The directory structure should be as follows:
SegSub/
├── data/
│ ├── coco-images/
│ │ ├── train2014/
│ │ ├── val2014/
│ ├── webqa-images/
│ │ ├── imgs.lineidx
│ │ ├── imgs.tsv
│ ├── WebQA_train_val.json
│ ├── vqav2_val.json
│ ├── vqav2_train.json
│ ├── okvqa_val.json
│ ├── okvqa_train.json
Download and extract the WebQA image dataset from the Google Drive provided by authors of WebQA in data/webqa-images.
mkdir data/
mkdir data/webqa-images && cd data/webqa-images
py7zr x WebQA_imgs_7z_chunks/*.7z
py7zr x WebQA_data_first_release.7z
mv WebQA_train_val.json ../
cd ..
mkdir data/coco-images && cd data/coco-images/
wget http://images.cocodataset.org/zips/train2014.zip
wget http://images.cocodataset.org/zips/val2014.zip
unzip train2014.zip
unzip val2014.zip
cd data
wget https://s3.amazonaws.com/cvmlp/vqa/mscoco/vqa/v2_Questions_Train_mscoco.zip
wget https://s3.amazonaws.com/cvmlp/vqa/mscoco/vqa/v2_Questions_Val_mscoco.zip
unzip v2_Questions_Train_mscoco.zip
unzip v2_Questions_Val_mscoco.zip
mv v2_OpenEnded_mscoco_val2014_questions.json vqav2_val.json
mv v2_OpenEnded_mscoco_train2014_questions.json vqav2_train.json
cd ..
cd data
wget https://okvqa.allenai.org/static/data/OpenEnded_mscoco_train2014_questions.json.zip
wget https://okvqa.allenai.org/static/data/OpenEnded_mscoco_val2014_questions.json.zip
unzip OpenEnded_mscoco_train2014_questions.json.zip
unzip OpenEnded_mscoco_val2014_questions.json.zip
mv OpenEnded_mscoco_val2014_questions.json okvqa_val.json
mv OpenEnded_mscoco_train2014_questions.json okvqa_train.json
cd ..
Based on these datasets, we can finetune and evaluate the robustness of VLMs to counterfactual samples and knowledge conflicts. GPU hour estimates for the training and evaluation sets are given (based on runtime with 2x NVIDIA RTX A6000).

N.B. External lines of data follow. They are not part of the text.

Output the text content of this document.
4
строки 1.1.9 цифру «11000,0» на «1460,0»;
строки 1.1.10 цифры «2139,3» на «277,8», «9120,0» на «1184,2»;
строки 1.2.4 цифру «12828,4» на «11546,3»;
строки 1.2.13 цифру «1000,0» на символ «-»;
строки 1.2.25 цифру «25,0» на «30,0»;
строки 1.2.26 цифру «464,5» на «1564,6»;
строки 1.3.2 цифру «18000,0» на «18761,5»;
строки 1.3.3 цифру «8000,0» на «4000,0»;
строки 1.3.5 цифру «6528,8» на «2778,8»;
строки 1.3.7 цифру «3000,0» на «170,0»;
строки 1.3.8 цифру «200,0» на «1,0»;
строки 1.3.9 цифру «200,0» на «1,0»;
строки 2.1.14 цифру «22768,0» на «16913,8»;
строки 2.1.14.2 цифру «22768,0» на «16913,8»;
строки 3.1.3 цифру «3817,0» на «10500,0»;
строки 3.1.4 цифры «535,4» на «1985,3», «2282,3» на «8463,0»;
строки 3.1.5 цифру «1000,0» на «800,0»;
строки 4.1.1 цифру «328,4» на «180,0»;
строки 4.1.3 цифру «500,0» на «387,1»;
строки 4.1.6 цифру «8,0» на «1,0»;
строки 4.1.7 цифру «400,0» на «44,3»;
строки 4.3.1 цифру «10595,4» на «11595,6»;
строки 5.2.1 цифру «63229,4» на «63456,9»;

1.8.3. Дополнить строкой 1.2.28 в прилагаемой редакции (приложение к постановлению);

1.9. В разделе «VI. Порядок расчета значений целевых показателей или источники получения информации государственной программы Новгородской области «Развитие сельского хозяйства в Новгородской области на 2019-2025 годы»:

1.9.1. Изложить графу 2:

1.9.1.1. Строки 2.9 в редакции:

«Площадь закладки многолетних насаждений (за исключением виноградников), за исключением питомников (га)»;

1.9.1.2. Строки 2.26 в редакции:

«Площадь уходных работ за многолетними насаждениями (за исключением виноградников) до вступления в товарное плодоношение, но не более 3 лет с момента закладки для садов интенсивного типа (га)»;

For setting up and running finetuning using SegSub data and SWIFT, see our finetuning scripts (16 GPU hours per model per epoch).
For setting up and running evaluation on the SegSub evaluation set (or any other dataset generated using the framework), see our evaluation scripts (6 GPU hours per model).
Finally, run the R scripts to plot the results as shown in the paper.